We can see that we adopt the sha1 (secure hash algorithm 1) encryption algorithm, and testlab is the key used for encryption. Except for the letter L in testlab, all the other values are numbers 1.

19. Obviously, the authkeys file must be readable only by the root user, and cannot be read by others; otherwise, the key will be leaked, as shown below:

# Chmod 600/etc/ha. d/authkeys

Heartbeat will remind us if we do not do this job.

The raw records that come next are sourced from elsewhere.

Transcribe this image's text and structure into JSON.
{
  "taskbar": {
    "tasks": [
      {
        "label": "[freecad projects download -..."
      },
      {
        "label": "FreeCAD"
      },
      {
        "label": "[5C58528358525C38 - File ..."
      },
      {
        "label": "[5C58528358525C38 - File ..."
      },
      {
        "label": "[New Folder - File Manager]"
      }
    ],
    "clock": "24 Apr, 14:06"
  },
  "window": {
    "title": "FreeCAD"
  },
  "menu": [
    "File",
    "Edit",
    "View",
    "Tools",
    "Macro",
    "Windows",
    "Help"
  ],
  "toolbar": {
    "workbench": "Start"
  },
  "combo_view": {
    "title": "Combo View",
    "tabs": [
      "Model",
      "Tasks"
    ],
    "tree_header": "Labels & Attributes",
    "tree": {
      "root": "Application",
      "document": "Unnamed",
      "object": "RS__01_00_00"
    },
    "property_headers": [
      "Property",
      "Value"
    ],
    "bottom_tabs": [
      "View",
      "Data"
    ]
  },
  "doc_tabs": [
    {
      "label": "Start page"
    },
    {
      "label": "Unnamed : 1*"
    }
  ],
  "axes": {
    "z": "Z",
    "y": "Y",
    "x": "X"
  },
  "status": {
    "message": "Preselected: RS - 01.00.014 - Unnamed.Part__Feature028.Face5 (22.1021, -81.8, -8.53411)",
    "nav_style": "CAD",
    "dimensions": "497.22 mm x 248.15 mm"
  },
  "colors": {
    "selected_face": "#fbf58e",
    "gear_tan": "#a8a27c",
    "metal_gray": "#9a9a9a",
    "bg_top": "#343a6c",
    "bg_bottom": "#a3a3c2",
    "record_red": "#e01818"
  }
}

20. Configure the backup server. First, the OS and heartbeat on the backup server must be installed the same as the primay server. Then, copy the configurations on the primary server:

# SCP-r/etc/ha. d backupnode:/etc/ha. d

21. Synchronize the system time. We need to synchronize time between the primary server and the backup server, because some applications are time sensitive. You can use NTP + cron to synchronize time between the two servers.

 

22. Run heartbeat. First, we can use the ResourceManager program to test whether the configured resource is correct (executed on the primary server ):

#/Usr/lib/heartbeat/ResourceManager listkeys 'uname-N'

If ResourceManager can print the configured resource-test, it will be OK.

23. run/etc/init on the primary server. d/heartbeat start to start heartbeat, and view/var/log/messages after startup (if. if the logfile is configured in CF, it is not the log file.) The following information is displayed:

Primary Root: test called with statusprimary heartbeat [4410]: info :**************************
Primary heartbeat [4410]: info: configuration validated. Starting heartbeat
<Version>
Primary heartbeat [4411]: info: Heartbeat: version <version>
Primary heartbeat [2882]: Warn: no previous generation-starting at 1 [5]
Primary heartbeat [4411]: info: Heartbeat generation: 1
Primary heartbeat [4411]: info: UDP broadcast heartbeat started on port 694
(694) interface eth1
Primary heartbeat [4414]: info: PID 4414 locked in memory.
Primary heartbeat [4415]: info: PID 4415 locked in memory.
Primary heartbeat [4416]: info: PID 4416 locked in memory.
Primary heartbeat [4416]: info: local status now set to: 'up'
Primary heartbeat [4411]: info: PID 4411 locked in memory.
Primary heartbeat [4416]: info: local status now set to: 'active'
Primary logger: test called with status
Primary last message repeated 2 times
Primary heartbeat: info: acquiring Resource Group: primary.mydomain.com Test
Primary heartbeat: info: running/etc/init. d/Test start
Primary logger: test called with start
Primary heartbeat [4417]: info: resource acquisition completed.
Primary heartbeat [4416]: info: link primary.mydomain.com: eth1 up.

These are all well understood, not to mention. We may see that the backup server is dead, because we haven't started heartbeat on the backup server. After the heartbeat on the backup server is started, let's look at the log on the primary server. We can see that it has detected the backup server. If not, check whether the network is accessible and whether a firewall exists.

24. There is something interesting in the log information. You need to explain it and check this line:

Primary heartbeat [4411]: info: Heartbeat generation: 1

Here, heartbeat generation. When heartbeat is started once, this generation will add 1. Why? It is very easy to avoid the "partition cluster and stonith" situation. For example, if all the heartbeat lines connecting the two servers fail, the backup server considers the primary server to be down, and the server begins to seize resources, if he receives another heartbeat packet from the primary server, he will check the generation of the heartbeat to see if 1 has been added. If yes, it indicates that the heartbeat of the primary server has indeed been restarted. If the generation is not added, it is clear that this is a situation of stonith. At this time, the backup server will immediately restart itself to avoid conflicts.

 

25. Now you can test failover. Shut down the heartbeat service on the primary server, unplug the network cable, or restart the primary server. view the backup server logs and you can see that the backup server detects and takes over the test resource. Then, restore the primary server, you can see that the backup server detects and releases resources.

26. This chapter is just the simplest failover configuration. heartbeat can monitor resources and perform more fine-grained monitoring. It will be explained later.